Bu noktaya niye geldik? Dış politikamız, arkasına askeri gücü de koymamıza rağmen neden bu kadar istenmeyen ve hedeflerimizin uzağında bir noktaya demir attı? Ortada söylenmiş birbirinden ağır sözler bulunuyor ve o sözler aynı zamanda Türkiye’nin Suriye politikasının “felsefesi”ni de oluşturuyor; şimdi bular ne olacak? Soruları geçelim. Anlaşılan o ki artık o soruların muhtemel cevaplarının bir zamanlar ima ettiği durumda değiliz. Bilakis, acil, hızlı ve geçmişe bakmadan yapılacak bir barış bizim için en iyisi gibi görünüyor. Bir açıdan Suriye için de öyle…
Peki barış nasıl olursa ve sonuçta neler olursa ona barış diyebiliriz?
Bunun için Suriye’deki eski hedefleri hatırlamak ve o hedeflerin bugünkü kapasite kullanım hacmini anlamak gerekiyor.

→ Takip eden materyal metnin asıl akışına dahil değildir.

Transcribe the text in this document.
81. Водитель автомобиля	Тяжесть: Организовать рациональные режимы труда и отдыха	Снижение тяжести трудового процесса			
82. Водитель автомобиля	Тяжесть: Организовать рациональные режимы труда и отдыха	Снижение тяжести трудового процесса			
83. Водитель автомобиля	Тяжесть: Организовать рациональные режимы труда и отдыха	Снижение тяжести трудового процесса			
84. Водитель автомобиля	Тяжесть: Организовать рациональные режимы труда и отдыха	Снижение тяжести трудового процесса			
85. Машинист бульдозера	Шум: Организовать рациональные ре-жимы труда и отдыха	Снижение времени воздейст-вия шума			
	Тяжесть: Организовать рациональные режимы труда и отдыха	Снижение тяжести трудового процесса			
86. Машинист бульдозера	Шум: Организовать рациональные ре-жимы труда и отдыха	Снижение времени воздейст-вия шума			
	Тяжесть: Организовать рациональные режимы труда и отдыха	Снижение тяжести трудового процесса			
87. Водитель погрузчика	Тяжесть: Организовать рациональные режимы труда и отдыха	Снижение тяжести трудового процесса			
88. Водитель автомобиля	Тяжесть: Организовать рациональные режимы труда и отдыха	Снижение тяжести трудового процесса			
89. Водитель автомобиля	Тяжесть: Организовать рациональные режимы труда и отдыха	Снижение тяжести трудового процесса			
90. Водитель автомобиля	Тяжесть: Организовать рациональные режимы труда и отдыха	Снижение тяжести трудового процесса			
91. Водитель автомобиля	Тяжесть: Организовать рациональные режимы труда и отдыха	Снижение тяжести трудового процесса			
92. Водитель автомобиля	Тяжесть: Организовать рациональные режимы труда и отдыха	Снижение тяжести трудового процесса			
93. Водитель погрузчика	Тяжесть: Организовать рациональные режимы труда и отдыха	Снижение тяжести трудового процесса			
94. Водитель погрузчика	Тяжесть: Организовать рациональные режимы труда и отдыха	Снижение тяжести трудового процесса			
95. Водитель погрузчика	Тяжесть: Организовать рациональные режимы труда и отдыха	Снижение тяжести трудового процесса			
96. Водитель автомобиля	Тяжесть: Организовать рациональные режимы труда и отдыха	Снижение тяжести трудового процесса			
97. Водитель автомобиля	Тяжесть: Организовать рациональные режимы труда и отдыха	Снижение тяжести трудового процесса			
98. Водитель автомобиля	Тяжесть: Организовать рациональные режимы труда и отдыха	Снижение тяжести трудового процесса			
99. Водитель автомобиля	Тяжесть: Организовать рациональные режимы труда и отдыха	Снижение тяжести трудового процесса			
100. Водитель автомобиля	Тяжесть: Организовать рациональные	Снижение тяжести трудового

- Suriye’nin başında Beşşar Esad’ın kalmasını şiddetle karşıydık… Bu hedef artık mümkün değil. Geçersiz hale geldi. Esad koltukta kalmayı başardı ve bizi de masaya oturtacak kadar güç kazandı. Bu gücü Rusya’nın temin etmesi gerçeği değiştirmiyor. Her ne kadar Suriye’deki çıkarlarımız farklı olsa da Putin’in bizim üzerimizdeki tesiri de küçümsenecek boyutta değildir. Nitekim, Astana sürecinde Türkiye’yi ustaca idare eden Rusya, Ankara’yı sabırla Esad rejimini tanıma ve onunla masaya oturma noktasına kadar taşıdı. Bu, Moskova ve Şam açısından küçümsenecek bir diplomatik başarı değildir.

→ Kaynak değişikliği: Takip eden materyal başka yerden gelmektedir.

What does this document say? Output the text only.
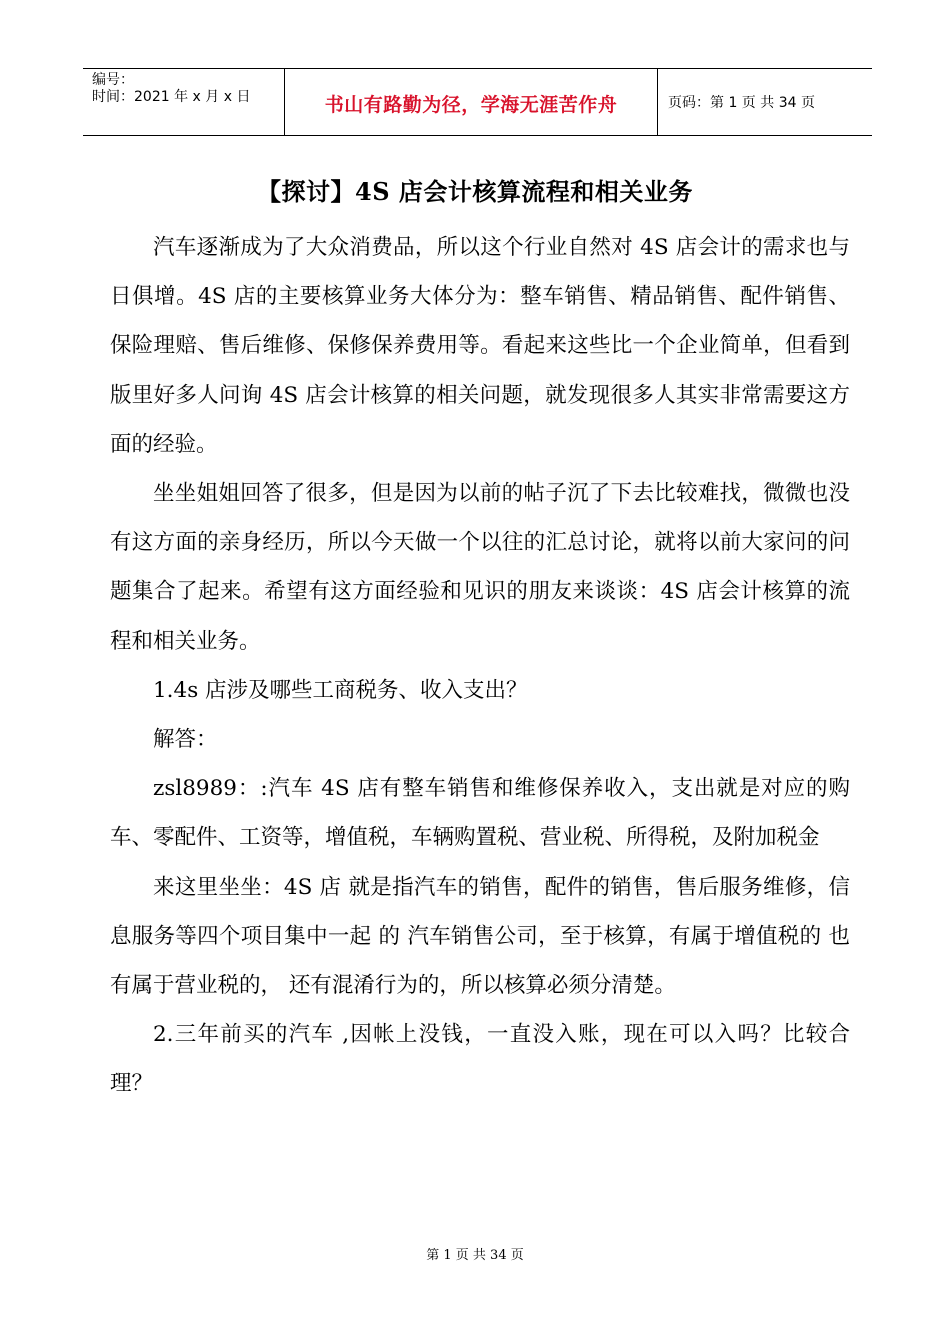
编号：
时间：2021 年 x 月 x 日	书山有路勤为径，学海无涯苦作舟	页码：第 1 页 共 34 页
【探讨】4S 店会计核算流程和相关业务

汽车逐渐成为了大众消费品，所以这个行业自然对 4S 店会计的需求也与日俱增。4S 店的主要核算业务大体分为：整车销售、精品销售、配件销售、保险理赔、售后维修、保修保养费用等。看起来这些比一个企业简单，但看到版里好多人问询 4S 店会计核算的相关问题，就发现很多人其实非常需要这方面的经验。

坐坐姐姐回答了很多，但是因为以前的帖子沉了下去比较难找，微微也没有这方面的亲身经历，所以今天做一个以往的汇总讨论，就将以前大家问的问题集合了起来。希望有这方面经验和见识的朋友来谈谈：4S 店会计核算的流程和相关业务。

1.4s 店涉及哪些工商税务、收入支出？

解答：

zsl8989：:汽车 4S 店有整车销售和维修保养收入，支出就是对应的购车、零配件、工资等，增值税，车辆购置税、营业税、所得税，及附加税金

来这里坐坐：4S 店 就是指汽车的销售，配件的销售，售后服务维修，信息服务等四个项目集中一起 的 汽车销售公司，至于核算，有属于增值税的 也有属于营业税的， 还有混淆行为的，所以核算必须分清楚。

2.三年前买的汽车 ,因帐上没钱，一直没入账，现在可以入吗？比较合理？

第 1 页 共 34 页
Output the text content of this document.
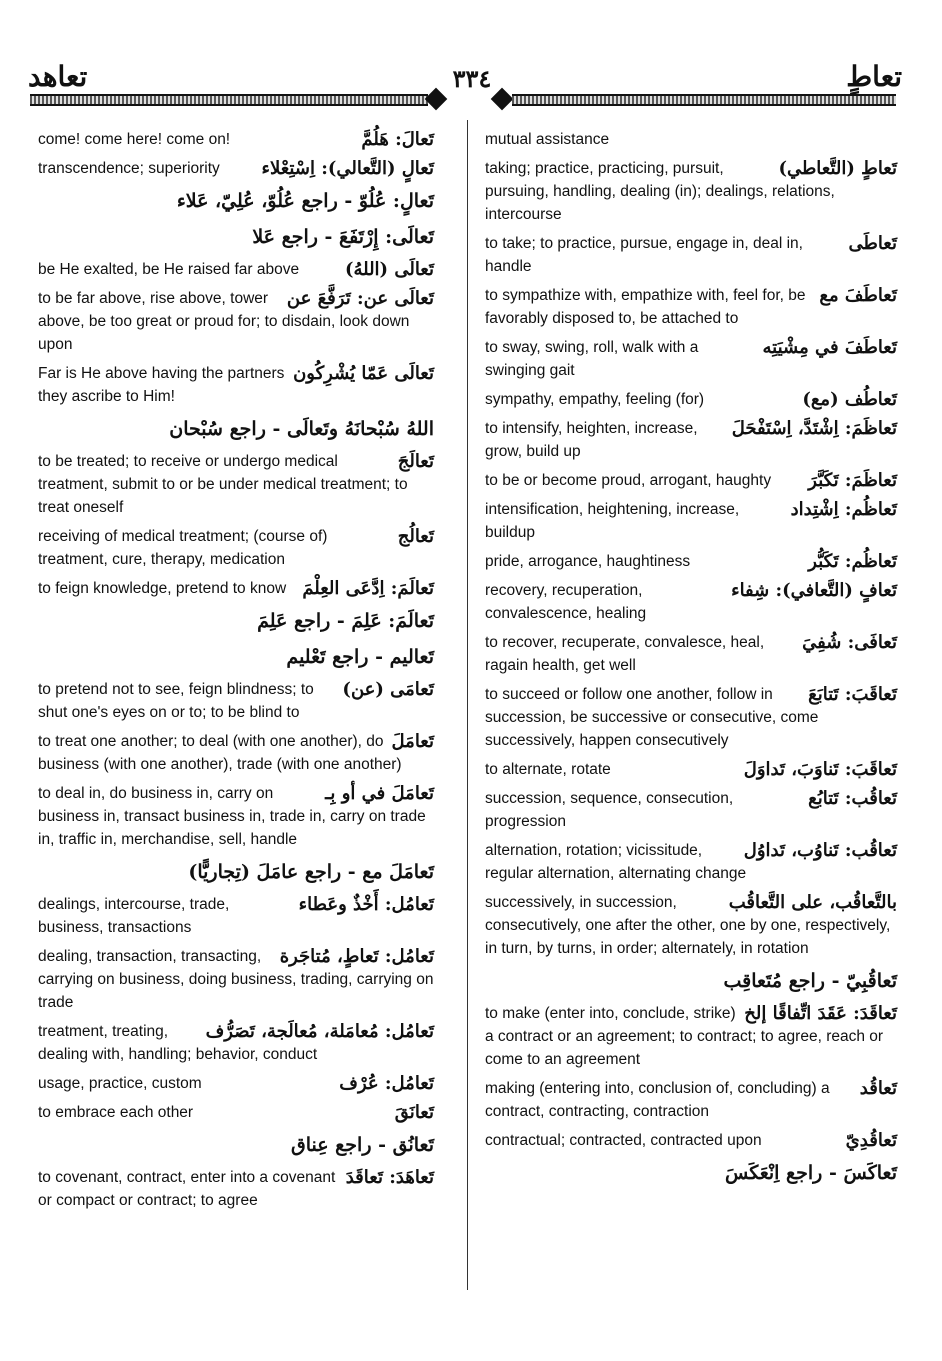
تعاهد	٣٣٤	تعاطٍ
تَعالَ: هَلُمَّ
come! come here! come on!
تَعالٍ (التَّعالي): اِسْتِعْلاء
transcendence; superiority
تَعالٍ: عُلُوّ - راجع عُلُوّ، عُلِيّ، عَلاء
تَعالَى: إِرْتَفَعَ - راجع عَلا
تَعالَى (اللهُ)
be He exalted, be He raised far above
تَعالَى عن: تَرَفَّعَ عن
to be far above, rise above, tower above, be too great or proud for; to disdain, look down upon
تَعالَى عَمّا يُشْرِكُون
Far is He above having the partners they ascribe to Him!
اللهُ سُبْحانَهُ وتَعالَى - راجع سُبْحان
تَعالَجَ
to be treated; to receive or undergo medical treatment, submit to or be under medical treatment; to treat oneself
تَعالُج
receiving of medical treatment; (course of) treatment, cure, therapy, medication
تَعالَمَ: اِدَّعَى العِلْمَ
to feign knowledge, pretend to know
تَعالَمَ: عَلِمَ - راجع عَلِمَ
تَعاليم - راجع تَعْليم
تَعامَى (عن)
to pretend not to see, feign blindness; to shut one's eyes on or to; to be blind to
تَعامَلَ
to treat one another; to deal (with one another), do business (with one another), trade (with one another)
تَعامَلَ في أو بِـ
to deal in, do business in, carry on business in, transact business in, trade in, carry on trade in, traffic in, merchandise, sell, handle
تَعامَلَ مع - راجع عامَلَ (تِجاريًّا)
تَعامُل: أَخْذٌ وعَطاء
dealings, intercourse, trade, business, transactions
تَعامُل: تَعاطٍ، مُتاجَرة
dealing, transaction, transacting, carrying on business, doing business, trading, carrying on trade
تَعامُل: مُعامَلة، مُعالَجة، تَصَرُّف
treatment, treating, dealing with, handling; behavior, conduct
تَعامُل: عُرْف
usage, practice, custom
تَعانَقَ
to embrace each other
تَعانُق - راجع عِناق
تَعاهَدَ: تَعاقَدَ
to covenant, contract, enter into a covenant or compact or contract; to agree
mutual assistance
تَعاطٍ (التَّعاطي)
taking; practice, practicing, pursuit, pursuing, handling, dealing (in); dealings, relations, intercourse
تَعاطَى
to take; to practice, pursue, engage in, deal in, handle
تَعاطَفَ مع
to sympathize with, empathize with, feel for, be favorably disposed to, be attached to
تَعاطَفَ في مِشْيَتِه
to sway, swing, roll, walk with a swinging gait
تَعاطُف (مع)
sympathy, empathy, feeling (for)
تَعاظَمَ: اِشْتَدَّ، اِسْتَفْحَلَ
to intensify, heighten, increase, grow, build up
تَعاظَمَ: تَكَبَّرَ
to be or become proud, arrogant, haughty
تَعاظُم: اِشْتِداد
intensification, heightening, increase, buildup
تَعاظُم: تَكَبُّر
pride, arrogance, haughtiness
تَعافٍ (التَّعافي): شِفاء
recovery, recuperation, convalescence, healing
تَعافَى: شُفِيَ
to recover, recuperate, convalesce, heal, ragain health, get well
تَعاقَبَ: تَتابَعَ
to succeed or follow one another, follow in succession, be successive or consecutive, come successively, happen consecutively
تَعاقَبَ: تَناوَبَ، تَداوَلَ
to alternate, rotate
تَعاقُب: تَتابُع
succession, sequence, consecution, progression
تَعاقُب: تَناوُب، تَداوُل
alternation, rotation; vicissitude, regular alternation, alternating change
بالتَّعاقُب، على التَّعاقُب
successively, in succession, consecutively, one after the other, one by one, respectively, in turn, by turns, in order; alternately, in rotation
تَعاقُبِيّ - راجع مُتَعاقِب
تَعاقَدَ: عَقَدَ اتِّفاقًا إلخ
to make (enter into, conclude, strike) a contract or an agreement; to contract; to agree, reach or come to an agreement
تَعاقُد
making (entering into, conclusion of, concluding) a contract, contracting, contraction
تَعاقُدِيّ
contractual; contracted, contracted upon
تَعاكَسَ - راجع اِنْعَكَسَ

- Suriye’de PYD/YPG kontrolünde bir özerk veya benzeri bölge kurulmasını asla kabul etmiyoruz. Toprak bütünlüğünü savunuyoruz… Bu hedef hala geçerli ve haklıdır ama yıllar içerisinde YPG’yi güçlendiren temel faktörün Rusya ve ABD’nin himayesi ve desteği olduğu gerçeği de bir o kadar geçerli. Bir sürü ciddi soru işareti var ve hepsini bir kalemde geçecek olsak bile Rusya ve Suriye’ye, Türkiye’nin yumuşak karnı haline gelen böyle bir talep konusunda güvenebilmek mümkün mü sorusunu geçemeyiz. Türkiye, YPG’ye karşı Fırat Kalkanı, Zeytin Dalı ve Barış Pınarı harekatları yaptı ve o bölgelerde askeriyle ve idari kadrolarıyla bulunmaya devam ediyor. Buna rağmen sorunu çözemedi ve yakın zamana kadar yeni harekat için “bir gece ansızın gelmeyi” tasarlıyordu. Çünkü, ABD kadar Rusya da sınırda YPG’ye karşı güvenli koridor oluşturma sözünü tutmadı. Şimdi tutacak mı? Tutsa bile en nihayet orada kalıcı olan Esad Türkiye’ye bu iyiliği yapacak mı? Suriye medyasının daha şimdiden “YPG Suriye için de problem” mesajları biraz fazla iyimser değil mi? PKK’nın Moskova bürosunu açık tutan, YPG’lilerle “üst düzey” görüşmeleri sürdürerek onlara meşruiyet sağlayan Rusya’ya bu bahiste güvenmek de fazla iyimserlik olmaz mı?
- Sığınmacılar geri gidecek… En can yakıcı madde. Türkiye’de 4 milyona yakın Suriyeli sığınmacı var ve tamamı Esad’dan kaçarak geldi. Can ve mal emniyetleri olmadığı için ülkelerini terkettiler. Terketmeyen veya terkedemeyen yüzbinler de hayatını kaybetti. Şimdi biz, Türkiye’ye 4 milyona yakın insani yığan Esad ve başta Halep katliamı olmak üzere bir dizi saldırıyla göçü körükleyen Putin’le sığınmacıların geri dönüşü için müzakere yapacağız. Herşey yolunda giderse de buradaki insanlara “Sorunu hallettik siz artık geri dönebilirsiniz” diyeceğiz. Esad orada ve insanlar birşey olmamış gibi geri dönecek! Uygulanabilir mi? Uygulansa bile çalışır mı?
- Bir de fiili durum var. Türkiye yukarıda belirttiğim üç bölgede askeri güç bulunduruyor ve Putin ile Esad bir an önce oralardan çıkmamızı istiyor. YPG ve sığınmacı meselesi ikna edici bir sonuca bağlanmadan bizim oraları terk etmemiz mümkün olmadığını göre… Elimizde Şam’a karşı tek pazarlık gücü de bu olduğuna göre nasıl olacak? Bu sorunun muhatabı da Ankara…
Sadece çok bilinmeyenli değil aynı zamanda çok güvenilmeyenli bir süreçten söz ediyoruz. Tahminim o ki müzakeresinden ziyade, müzakere takibi uzun yıllar -belki onyıllar- sürecek bir sürece adım atmış bulunuyoruz. Sahada tek bir maddesi halledilemeyen mesele yumağını masada çözebilmek kolay olmayacak.